- Education: BA University of California, MFA The School of the Art Institute Chicago
- Known for: Performance Art
- Website: https://suziesilver.com/

= Suzie Silver =

American artist

Suzie Silver is an American artist based in Pittsburgh, Pennsylvania, whose artistic focus lies primarily in queer video and performance art. Silver received her MFA from the School of the Art Institute in of Chicago in 1988 and her undergraduate degree from the University of California in 1984 and is currently a professor at Carnegie Mellon University in the School of Art.

Silver’s work has been exhibited and screened both nationally and internationally at such venues as The New Museum, The Whitney Museum of Art, Documenta, ICA Boston, Pacific Film Archives, and in Gay and Lesbian Film/Video Festivals all over the world including London, Melbourne, Tel Aviv, San Francisco, Chicago, New York City, Sao Paulo, Auckland and many more. She has performed nationally at venues including Chicago Filmmakers and Club Lower Links, Chicago, Pittsburgh Center for the Arts, NYSCC at Alfred University, and Transformer Gallery in Washington, DC.

Silver’s background in performance art stems from her participation in the Chicago art community in the late 1980s and early 1990s that centered around Randolph Street Gallery, Name Gallery, and Club Lower Links, hosting artists such as Karen Finley, Dominique Dibbel, Tim Miller, and many more who created performance art that mirrored daily life, pop culture, politics, globalization, and evolving post-AIDS concerns of gender, sex and the body.

== Life and career ==
Silver spent her youth in San Diego. She came out as a lesbian in the 1980s. Silver received her BA from the art program at University of California , San Diego in 1984 and her MFA from The School of the Art Institute of Chicago (SAIC) in 1988. She worked as an Assistant Editor on television shows including Homicide: Life on the Street. Additionally, she was the director of the 1988 film Peccatum Mutum (The Silent Sin) which examines the personal lives of Catholic nuns. Silver resides in Pittsburgh and is a faculty member in Electronic and Time-Based Art at Carnegie Mellon University. She has worked closely with other artists including Hilary Harp and Eric Moe, having collaborated with the former since 2003. Silver’s experience with her sexuality often influences her art exhibitions. Silver's work has been recently showcased at the New Museum and Video Data Bank collaborative exhibition "Histories of Sexuality" and was also featured in the landmark 1986-1987 New Museum exhibition "Homo Video." Her film and video work is distributed by Video Data Bank at School of the Art Institute of Chicago.

== Selected exhibition and screening venues ==
- Miller Institute of Contemporary Art
- Scottsdale Museum of Contemporary Art
- Pittsburgh Glass Center
- The Whitney Museum of Art
- The New Museum
- Documenta
- ICA Boston
- ICA London
- Pacific Film Archives
- Anthology Film Archives
- London Film Festival
- Seoul Film Festival
- Gay and Lesbian Film/Video Festivals all over the world including Melbourne, London, Tel Aviv, San Francisco, Chicago, NYC, São Paulo, Auckland and many more.

==Works==
As an artist, Silver focuses primarily in video, performance, and sound.
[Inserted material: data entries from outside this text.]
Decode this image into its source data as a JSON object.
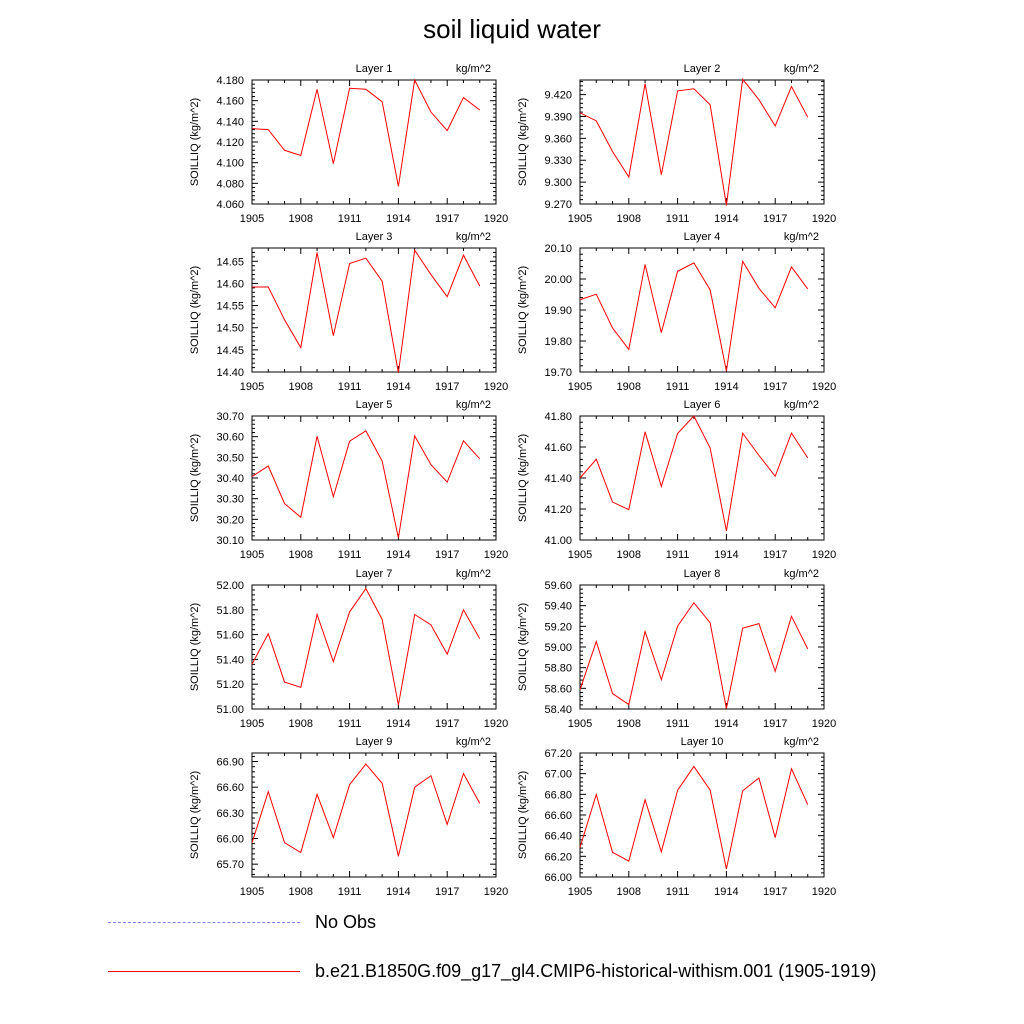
{
  "title": "soil liquid water",
  "chart_data": {
    "type": "line",
    "xlabel": "",
    "ylabel": "SOILLIQ  (kg/m^2)",
    "units": "kg/m^2",
    "xlim": [
      1905,
      1920
    ],
    "x_ticks": [
      1905,
      1908,
      1911,
      1914,
      1917,
      1920
    ],
    "x": [
      1905,
      1906,
      1907,
      1908,
      1909,
      1910,
      1911,
      1912,
      1913,
      1914,
      1915,
      1916,
      1917,
      1918,
      1919
    ],
    "panels": [
      {
        "label": "Layer 1",
        "ylim": [
          4.06,
          4.18
        ],
        "y_ticks": [
          "4.060",
          "4.080",
          "4.100",
          "4.120",
          "4.140",
          "4.160",
          "4.180"
        ],
        "series": [
          {
            "name": "b.e21.B1850G.f09_g17_gl4.CMIP6-historical-withism.001 (1905-1919)",
            "color": "#ff0000",
            "values": [
              4.133,
              4.132,
              4.112,
              4.107,
              4.171,
              4.099,
              4.172,
              4.171,
              4.159,
              4.077,
              4.18,
              4.149,
              4.131,
              4.163,
              4.151
            ]
          }
        ]
      },
      {
        "label": "Layer 2",
        "ylim": [
          9.27,
          9.44
        ],
        "y_ticks": [
          "9.270",
          "9.300",
          "9.330",
          "9.360",
          "9.390",
          "9.420"
        ],
        "series": [
          {
            "name": "b.e21.B1850G.f09_g17_gl4.CMIP6-historical-withism.001 (1905-1919)",
            "color": "#ff0000",
            "values": [
              9.395,
              9.384,
              9.342,
              9.307,
              9.435,
              9.31,
              9.425,
              9.428,
              9.406,
              9.268,
              9.441,
              9.413,
              9.377,
              9.431,
              9.389
            ]
          }
        ]
      },
      {
        "label": "Layer 3",
        "ylim": [
          14.4,
          14.68
        ],
        "y_ticks": [
          "14.40",
          "14.45",
          "14.50",
          "14.55",
          "14.60",
          "14.65"
        ],
        "series": [
          {
            "name": "b.e21.B1850G.f09_g17_gl4.CMIP6-historical-withism.001 (1905-1919)",
            "color": "#ff0000",
            "values": [
              14.592,
              14.592,
              14.518,
              14.455,
              14.67,
              14.482,
              14.645,
              14.657,
              14.605,
              14.398,
              14.675,
              14.62,
              14.57,
              14.664,
              14.594
            ]
          }
        ]
      },
      {
        "label": "Layer 4",
        "ylim": [
          19.7,
          20.1
        ],
        "y_ticks": [
          "19.70",
          "19.80",
          "19.90",
          "20.00",
          "20.10"
        ],
        "series": [
          {
            "name": "b.e21.B1850G.f09_g17_gl4.CMIP6-historical-withism.001 (1905-1919)",
            "color": "#ff0000",
            "values": [
              19.933,
              19.951,
              19.842,
              19.773,
              20.047,
              19.827,
              20.025,
              20.052,
              19.965,
              19.703,
              20.057,
              19.97,
              19.907,
              20.039,
              19.968
            ]
          }
        ]
      },
      {
        "label": "Layer 5",
        "ylim": [
          30.1,
          30.7
        ],
        "y_ticks": [
          "30.10",
          "30.20",
          "30.30",
          "30.40",
          "30.50",
          "30.60",
          "30.70"
        ],
        "series": [
          {
            "name": "b.e21.B1850G.f09_g17_gl4.CMIP6-historical-withism.001 (1905-1919)",
            "color": "#ff0000",
            "values": [
              30.407,
              30.458,
              30.276,
              30.21,
              30.602,
              30.31,
              30.578,
              30.628,
              30.482,
              30.11,
              30.604,
              30.465,
              30.38,
              30.58,
              30.493
            ]
          }
        ]
      },
      {
        "label": "Layer 6",
        "ylim": [
          41.0,
          41.8
        ],
        "y_ticks": [
          "41.00",
          "41.20",
          "41.40",
          "41.60",
          "41.80"
        ],
        "series": [
          {
            "name": "b.e21.B1850G.f09_g17_gl4.CMIP6-historical-withism.001 (1905-1919)",
            "color": "#ff0000",
            "values": [
              41.4,
              41.521,
              41.245,
              41.196,
              41.698,
              41.346,
              41.687,
              41.8,
              41.593,
              41.059,
              41.689,
              41.546,
              41.411,
              41.69,
              41.53
            ]
          }
        ]
      },
      {
        "label": "Layer 7",
        "ylim": [
          51.0,
          52.0
        ],
        "y_ticks": [
          "51.00",
          "51.20",
          "51.40",
          "51.60",
          "51.80",
          "52.00"
        ],
        "series": [
          {
            "name": "b.e21.B1850G.f09_g17_gl4.CMIP6-historical-withism.001 (1905-1919)",
            "color": "#ff0000",
            "values": [
              51.361,
              51.607,
              51.217,
              51.175,
              51.762,
              51.382,
              51.783,
              51.971,
              51.723,
              51.033,
              51.762,
              51.679,
              51.442,
              51.8,
              51.567
            ]
          }
        ]
      },
      {
        "label": "Layer 8",
        "ylim": [
          58.4,
          59.6
        ],
        "y_ticks": [
          "58.40",
          "58.60",
          "58.80",
          "59.00",
          "59.20",
          "59.40",
          "59.60"
        ],
        "series": [
          {
            "name": "b.e21.B1850G.f09_g17_gl4.CMIP6-historical-withism.001 (1905-1919)",
            "color": "#ff0000",
            "values": [
              58.586,
              59.053,
              58.55,
              58.443,
              59.15,
              58.684,
              59.202,
              59.428,
              59.235,
              58.403,
              59.183,
              59.226,
              58.764,
              59.297,
              58.982
            ]
          }
        ]
      },
      {
        "label": "Layer 9",
        "ylim": [
          65.55,
          67.0
        ],
        "y_ticks": [
          "65.70",
          "66.00",
          "66.30",
          "66.60",
          "66.90"
        ],
        "series": [
          {
            "name": "b.e21.B1850G.f09_g17_gl4.CMIP6-historical-withism.001 (1905-1919)",
            "color": "#ff0000",
            "values": [
              65.949,
              66.548,
              65.952,
              65.836,
              66.517,
              66.01,
              66.63,
              66.871,
              66.646,
              65.793,
              66.6,
              66.734,
              66.165,
              66.76,
              66.411
            ]
          }
        ]
      },
      {
        "label": "Layer 10",
        "ylim": [
          66.0,
          67.2
        ],
        "y_ticks": [
          "66.00",
          "66.20",
          "66.40",
          "66.60",
          "66.80",
          "67.00",
          "67.20"
        ],
        "series": [
          {
            "name": "b.e21.B1850G.f09_g17_gl4.CMIP6-historical-withism.001 (1905-1919)",
            "color": "#ff0000",
            "values": [
              66.286,
              66.798,
              66.239,
              66.154,
              66.748,
              66.244,
              66.839,
              67.07,
              66.841,
              66.077,
              66.835,
              66.958,
              66.381,
              67.047,
              66.701
            ]
          }
        ]
      }
    ],
    "legend": [
      {
        "label": "No Obs",
        "color": "#8080ff",
        "style": "dashed"
      },
      {
        "label": "b.e21.B1850G.f09_g17_gl4.CMIP6-historical-withism.001 (1905-1919)",
        "color": "#ff0000",
        "style": "solid"
      }
    ],
    "legend_position": "bottom"
  }
}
She utilizes her own experiences within the LGBTQ+ as a way to explore within these visual art forms. In 1992, Silver created a performance video called "A Spy" in which Jesus is seen as a vibrant and queer manifestation, with a song by The Doors playing in the background. In 1993, Silver created a spoof video based on Lynard Skynard's "Freebird", which was the title of the spoof as well. She took on all acting roles for this spoof video where she was bending gender roles within the 1970s straight culture that was portrayed in the video's original debut.

Strange Attractors: Investigations in Non-Humanoid Extraterrestrial Sexualities was published by The Institute of Extraterrestrial Sexuality and Encyclopedia Destructica in 2012. The exhibition and resultant book "commemorates Kepler with art, writing and film that envision the sexualities of beings that may someday be encounter - if not in outer space then at least our dreams." Silver was one of three curators for the exhibition and wrote the book's introduction. In 2013, Silver created a video project by the name, "Trans Q Television". This show discusses the topics of gender fluidity and expression through collaborating with other LGBTQIA+ artists. Some of the artists featured include; Alaska Thunderfuck 5000, Zackary Drucker, Rhys Ernst, Mikey McParlane, Erica Gressman, House of Ladosha, and Le1f.

As aforementioned, Suzie Silver has worked on several projects with Hilary Harp. In 2015, they took on creating a video project titled, Fairy Fantastic, which was a television show specifically dedicated to gender non-conforming children. Fairy Fantastic was a way to show children how fairytales could be told through non-traditional concepts regarding gender identity and how various forms of expression can be taught to children who have no former knowledge of the gender binary.